Ring-fenced funding across government part of imminent 10-year plan
South Africa’s science department wants to ring-fence money for science and technology across other government departments, its director-general has revealed.
The suggestion will be part of the Department of Science and Innovation’s upcoming 10-year implementation plan of the country’s science and technology white paper from 2019.
The so-called “decadal” implementation plan will set out how South Africa plans to achieve the vision of its white paper—a strong science and innovation landscape that plays a role in reducing inequality and promotes economic redress in the country.
Work on the decadal plan started once the white paper was approved, but the Covid-19 pandemic and associated budgetary constraints on the DSI have hampered its finalisation.
The implementation plan will be given to cabinet for approval this month, DSI director-general Phil Mjwara told MPs on Parliament’s portfolio committee on higher education, science and technology on 9 March.
Mjwara said the “key fundamental recommendation” of the plan is to augment the national science budget by ring-fencing funding from 10 other government departments, provinces and municipalities. The plan proposes that such entities agree to spend specific amounts on science.
Under the proposal, science minister Blade Nzimande will meet 10 other ministers and “agree to what amount of funding they will earmark for science and innovation”, said Mjwara. This will begin to address the issues of South Africa’s comparatively low R&D spend, he said.
The DSI budget took a drastic cut last year as government spending pivoted to tackling the Covid-19 pandemic. Last month it was restored to pre-pandemic levels for the 2021/22 financial year.

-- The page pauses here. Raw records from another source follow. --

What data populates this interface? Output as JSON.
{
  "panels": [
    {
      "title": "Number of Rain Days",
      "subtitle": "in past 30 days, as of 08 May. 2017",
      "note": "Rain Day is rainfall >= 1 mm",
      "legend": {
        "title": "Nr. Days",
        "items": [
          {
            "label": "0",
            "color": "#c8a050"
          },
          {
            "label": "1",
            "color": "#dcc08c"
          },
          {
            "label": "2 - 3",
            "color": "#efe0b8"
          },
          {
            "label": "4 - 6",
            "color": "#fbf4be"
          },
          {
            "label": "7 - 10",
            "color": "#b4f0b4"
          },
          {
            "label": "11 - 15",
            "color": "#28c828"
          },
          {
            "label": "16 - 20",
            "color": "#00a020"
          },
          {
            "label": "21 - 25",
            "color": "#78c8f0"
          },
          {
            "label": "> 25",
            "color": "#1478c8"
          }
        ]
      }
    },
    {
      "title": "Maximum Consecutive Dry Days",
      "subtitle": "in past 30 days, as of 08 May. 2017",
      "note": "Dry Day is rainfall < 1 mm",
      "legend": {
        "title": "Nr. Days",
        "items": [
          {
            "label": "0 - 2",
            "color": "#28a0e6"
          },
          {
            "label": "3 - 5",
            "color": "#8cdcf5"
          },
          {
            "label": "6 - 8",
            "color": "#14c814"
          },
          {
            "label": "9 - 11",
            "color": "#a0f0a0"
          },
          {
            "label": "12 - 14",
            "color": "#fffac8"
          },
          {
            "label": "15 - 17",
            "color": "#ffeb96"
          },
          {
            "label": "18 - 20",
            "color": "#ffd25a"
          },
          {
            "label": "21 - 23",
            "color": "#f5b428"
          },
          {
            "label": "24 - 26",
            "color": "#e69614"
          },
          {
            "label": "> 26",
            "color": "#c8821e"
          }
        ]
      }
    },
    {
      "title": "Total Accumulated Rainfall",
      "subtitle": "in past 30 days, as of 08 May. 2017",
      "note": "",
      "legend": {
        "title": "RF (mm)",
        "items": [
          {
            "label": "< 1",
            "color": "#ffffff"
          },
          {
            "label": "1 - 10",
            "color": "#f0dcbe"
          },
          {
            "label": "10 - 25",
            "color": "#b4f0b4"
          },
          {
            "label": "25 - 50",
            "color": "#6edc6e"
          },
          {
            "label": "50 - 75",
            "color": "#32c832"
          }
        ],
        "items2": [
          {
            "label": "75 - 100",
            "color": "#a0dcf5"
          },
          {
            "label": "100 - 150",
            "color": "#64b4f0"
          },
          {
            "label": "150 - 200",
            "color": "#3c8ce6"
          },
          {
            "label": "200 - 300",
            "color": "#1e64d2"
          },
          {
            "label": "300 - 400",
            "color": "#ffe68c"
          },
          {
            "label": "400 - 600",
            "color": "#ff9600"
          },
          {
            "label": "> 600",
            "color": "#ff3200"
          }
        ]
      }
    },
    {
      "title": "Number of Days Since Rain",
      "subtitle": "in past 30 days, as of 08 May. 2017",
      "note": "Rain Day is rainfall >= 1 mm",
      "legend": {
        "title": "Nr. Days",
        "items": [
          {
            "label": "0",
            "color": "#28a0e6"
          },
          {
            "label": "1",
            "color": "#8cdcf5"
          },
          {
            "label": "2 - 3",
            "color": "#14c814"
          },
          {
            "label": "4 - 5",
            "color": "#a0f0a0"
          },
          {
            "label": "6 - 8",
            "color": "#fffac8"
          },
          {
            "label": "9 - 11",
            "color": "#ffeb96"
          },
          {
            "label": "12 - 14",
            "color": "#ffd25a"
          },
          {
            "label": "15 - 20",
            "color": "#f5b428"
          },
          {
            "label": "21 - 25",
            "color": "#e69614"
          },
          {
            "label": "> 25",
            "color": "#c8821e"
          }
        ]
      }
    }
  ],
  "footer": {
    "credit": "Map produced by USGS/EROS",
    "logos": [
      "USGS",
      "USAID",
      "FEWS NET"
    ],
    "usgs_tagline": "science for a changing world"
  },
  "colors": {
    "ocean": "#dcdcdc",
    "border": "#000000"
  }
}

However, the country’s R&D intensity—the proportion of its GDP spent on research and development across the economy—has declined to the lowest level since 2013/14, according to the latest national survey, also published last month. The White Paper recommits South Africa to spending 1.5 per cent of its GDP on R&D by 2029—in 2018/19 it only spent half that.

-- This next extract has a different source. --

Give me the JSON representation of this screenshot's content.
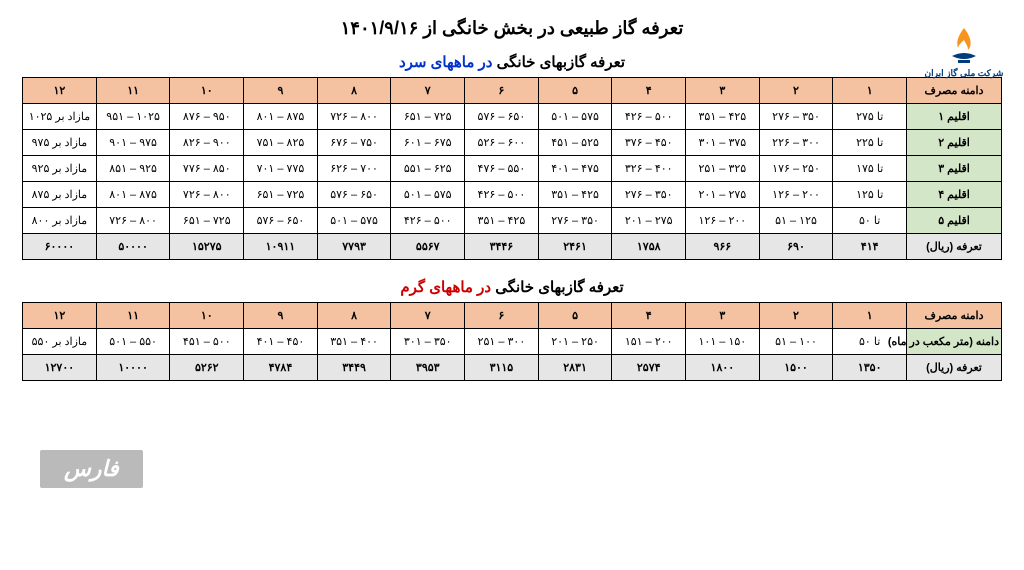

Mjwara added that the DSI would have “the right amount of money” to achieve its goals within two to three years if enough funds are obtained from other government sources. “Our view is that we have to be innovative around the budget we have. It is a reasonable budget, but is it enough? Definitely no,” he said.
Mjwara said the decadal plan will indicate how much money should come from government, business, and international sources to increase national spending on research and development.
MPs from all parties lined up to praise the DSI’s work, more than one calling it the best-run department in government.
Annelie Lotriet, from the Democratic Alliance, said that the party is worried about R&D spending and the uptake of the R&D tax incentive, which is meant to stimulate research by business. “Given the budget cuts and the latest R&D survey this doesn’t augur well for the increased R&D we are going to need,” she said.
Nompendulo Mkhatshwa, from the African National Congress, said the decadal plan has been an area of concern for the committee “for a long time” and that she hoped it will be finalised as soon as possible. MPs on the committee had previously urged the DSI to speed up finalisation of the plan.